Court of Chancery Grants Advancement Claim by LLC's Former CEO

Case Summary:  Harrison v. Quivus Systems, LLCC.A. No. 12084-VCMR (Del. Ch. Aug. 5, 2016) (Transcript).
 
Subject:  Action by former CEO, John Harrison (“Harrison”), seeking advancement and fees on fees from his former employer, Quivus Systems, LLC (“Quivus”), concerning an action initiated by derivatively on behalf of Quivus against Harrison in the District of Columbia, alleging misconduct by Harrison in his capacity as CEO that was detrimental to the LLC and in violation of the LLC agreement. 
 
Posture:  Telephonic rulings of the court on cross motions for summary judgment. 
 
Holding:  The Court granted Harrison’s motion for summary judgment and denied Quivus’s, finding that Quivus’s LLC agreement requires Quivus to advance Harrison’s expenses and to pay fees on fees.  (Tr. at 14). 
 
Reasoning:

  • The Court noted that unlike a typical advancement proceeding under DGCL § 145, this case involves an LLC and is governed by Section 18-108, which “defers completely to the contracting parties to create and to limit rights and obligations with respect to indemnification and advancement.  (Tr. at 11).  See also Tr. at 12-13 (quoting Fillip v. Centerstone Linen Servs., LLC, 2013 WL 6671663, at *5 (Del. Ch. Dec. 3, 2013)).
  • Section 18-108 provides:  "Subject to such standards and restrictions, if any, as are set forth in its limited liability company agreement, a limited liability company may, and shall have the power to, indemnify and hold harmless any member or manager or other person from and against any and all claims and demands whatsoever."   (Tr. at 11).
  • Here, the advancement provision of the LLC agreement states: 

Subject to any limitations set forth in the [Delaware LLC] Act, the Company shall indemnify and advance expenses to each present and future Member or Manager of the Company (and, in either case, his heirs, estate, personal representatives or administrators) to the full extent allowed by the laws of the State of Delaware, both as now in effect and as hereafter adopted. The Company may indemnify and advance expenses to any employee or agent of the Company who is not a Member or Manager (and his heirs, estate, personal representatives or administrators) to the same extent as to a Member or Manager, if the disinterested Members determine that it is in the best interests of the Company to do so.

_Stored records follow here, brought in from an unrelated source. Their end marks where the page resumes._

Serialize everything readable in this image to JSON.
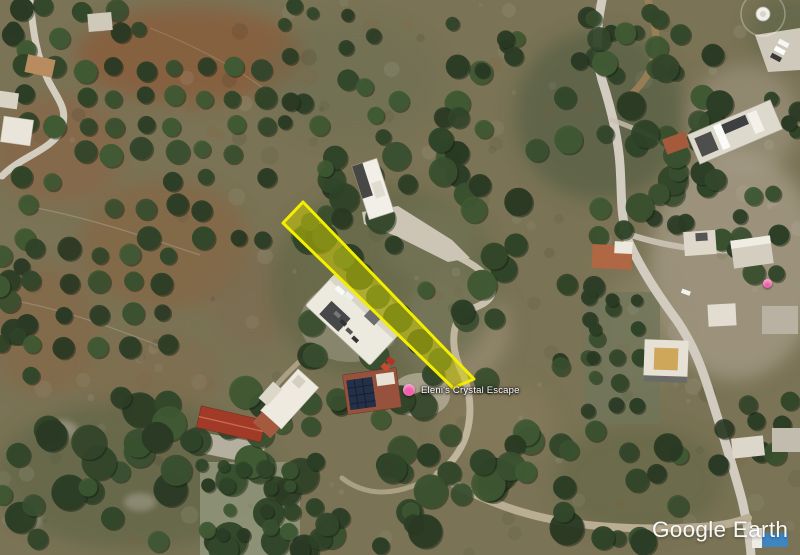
{
  "watermark": {
    "text": "Google Earth"
  },
  "labels": {
    "property": {
      "text": "Eleni's Crystal Escape",
      "marker_color": "#ee5fa8"
    },
    "secondary_marker": {
      "color": "#ee5fa8"
    }
  },
  "parcel": {
    "description": "yellow highlighted land plot",
    "fill": "#d6d400",
    "fill_opacity": "0.5",
    "stroke": "#f4ee00",
    "stroke_width": "3"
  }
}
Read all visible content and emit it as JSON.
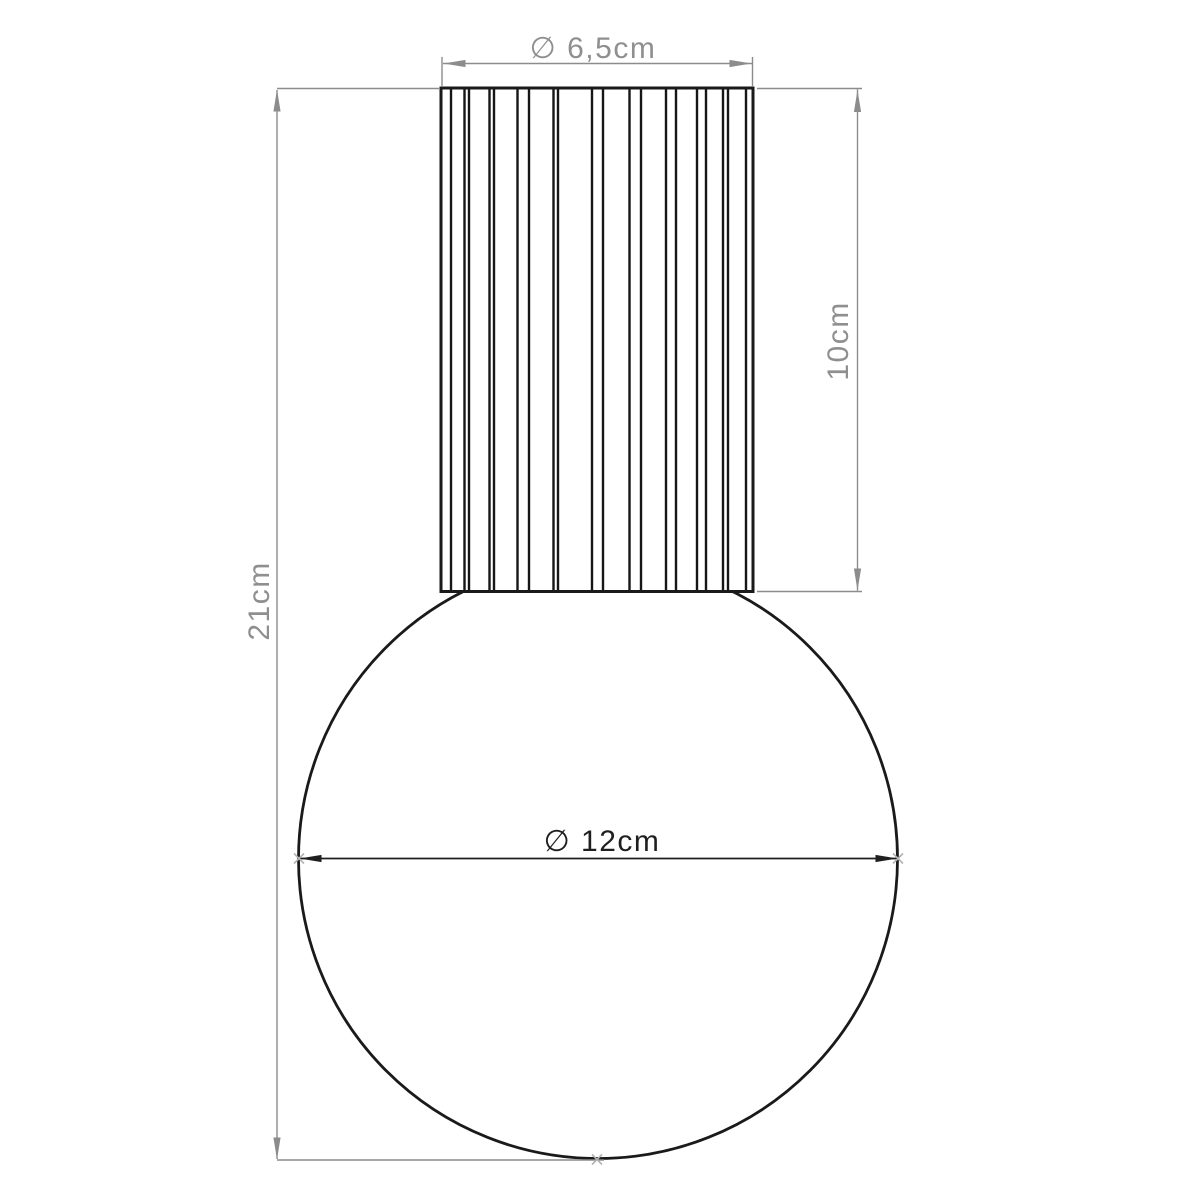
{
  "drawing": {
    "description": "Technical dimension drawing of a ceiling lamp: fluted cylindrical fitting on top of a spherical glass globe",
    "background": "#ffffff"
  },
  "dimensions": {
    "fitting_diameter": {
      "label": "∅ 6,5cm",
      "value_cm": 6.5,
      "orientation": "horizontal",
      "color": "#8f8f8f"
    },
    "fitting_height": {
      "label": "10cm",
      "value_cm": 10,
      "orientation": "vertical",
      "color": "#8f8f8f"
    },
    "total_height": {
      "label": "21cm",
      "value_cm": 21,
      "orientation": "vertical",
      "color": "#8f8f8f"
    },
    "globe_diameter": {
      "label": "∅ 12cm",
      "value_cm": 12,
      "orientation": "horizontal",
      "color": "#1f1f1f"
    }
  },
  "colors": {
    "outline_black": "#1a1a1a",
    "dimension_gray": "#8c8c8c",
    "marker_light_gray": "#b3b3b3",
    "background": "#ffffff"
  }
}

The Company shall also have the power to contract with any individual Member, Manager, employee, or agent for whatever additional indemnification the Members shall deem appropriate.

  •  ​Quivus argued that Harrison was not entitled to advancement under this provision because he is not a “present [or] future” CEO (which position is included in the definition of “Manager” under the agreement), but a “former” CEO. 
  • Characterizing Quivus’s argument as similar to a scene from Spaceballs (yes, the Mel Brooks movie… Tr. at 16-17), the Court rejected Quivus’s interpretation of the LLC agreement.
  • Instead, the Court found that in order to retain any meaning in the word “future” and the clause “and his heirs, estate, personal representatives or administrators,” the only reasonable and unambiguous interpretation is that advancement and indemnification rights vested “[w]hen the parties adopted the agreement” and inured to all then-present and future Managers, including Harrison.  (Tr. at 18-19).  The Court also noted with approval Vice Chancellor Laster’s reasoning concerning the timing of vesting in Marino v. Patriot Rail Corp., 131 A.3d 325, 343 n.19 (Del. Ch. 2016), in which VCL noted that “[i]t seems more straightforward to me, therefore, to speak of vesting through service” and that advancement and indemnification rights under DGCL § 145 should vest when a person accepts the indemnifiable position.  (Tr. at 24).    
  • The Court reiterated the policy arguments supporting advancement, and in summation, stated:  “There is no requirement that advancement provisions be written broadly or in a mandatory fashion. But when an advancement provision is, by its plain terms, expansively written and mandatory, it will be enforced as written. The advancement provision here is such a provision.”  (Tr. at 22-23).
  • The Court granted Harrison’s request for fees on fees, noting:  “In Delaware, the right to advancement ‘to the fullest extent of the law’ includes, absent an express exclusion in the governing documents [which did not exist here], reasonable fees and expenses incurred in prosecuting an advancement action.”  (Tr. at 24).
  • To address the parties’ final question of how to proceed with the submission of bills, the Court directed the parties to agree to an order in the same form as that used in Konstantino v. AngioScore, C.A. No. 9681–CB.  (Tr. at 28).
This case summary was prepared by Parker Justi.